Despite the implied concern about overtreating older patients, there is regardless a "brief report" (six paragraphs) with 12 authors regarding "Using Proton Beam Therapy in the Elderly Population," concluding that "it is time to consider the inclusion of comprehensively assessed elderly men and women in clinical trials of PT (proton therapy)." I hadn't realized that they had been excluded!

This special edition of the Red Journal contained valuable information about oncologic treatment in general even if the intention was to address treatment of "the elderly." It is hoped this distinction does not lead to any repercussions, however, since the legal world is very active in pursuing complaints of workplace discrimination against the elderly and treatment discrimination might attract some attention. Could there be conclusions that trying to speed up treatment or encouraging active surveillance rather than treatment could be viewed as a holding action until the death panels start having regular meetings? Are even preventive measures being considered for restriction for certain classes of persons, and will there be crackdowns on physicians who order "excessive" screening? That may already be happening.

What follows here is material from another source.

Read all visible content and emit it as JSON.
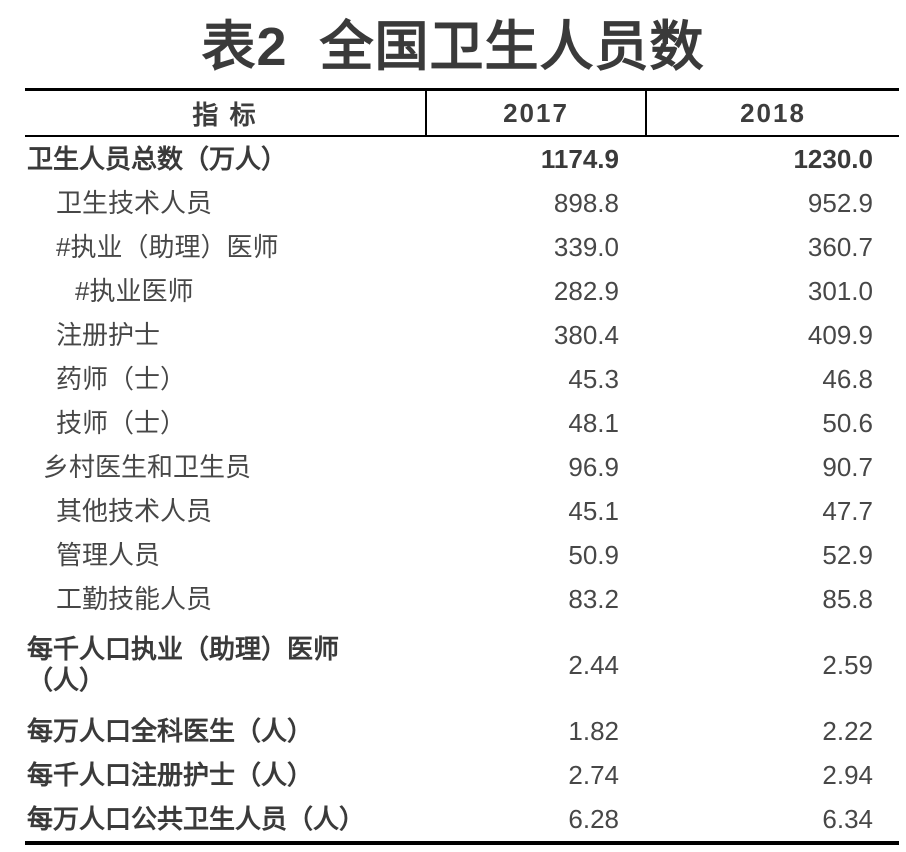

One last spin on this topic---as our patients are getting older, physicians are also getting older. Willlie Nelson wrote, "there are more old drunks than there are old doctors," but this may no longer be true, depending on how you count drunk doctors. Although 13.96% of the population in the United States is older than 65 years, the percentage of physicians over age 60 is 27.6%! Will there be age discrimination against physicians? There are already studies assessing patient outcomes with older versus younger physicians, although so far it still appears that volume of activity rather than age is more closely associated with outcomes. Ageing is a topic that is ignored by almost everyone until too late, but this special edition has called attention to it. So much for sleeping at night -- thank you, Dr. Z. Fortunately, there still may be a solution for both patients and doctors.

Emanuel Countdown: Dr. Ezekiel Emanuel's biographies list his birth year as 1957 but, interestingly, do not list a birth date. He has expressed that he does not wish to live past his 75th birthday. Giving him every benefit of the doubt, he will have his 75th birthday no later than December 31, 2032. Including August 1, 2017, this leaves 5,631 days to his goal.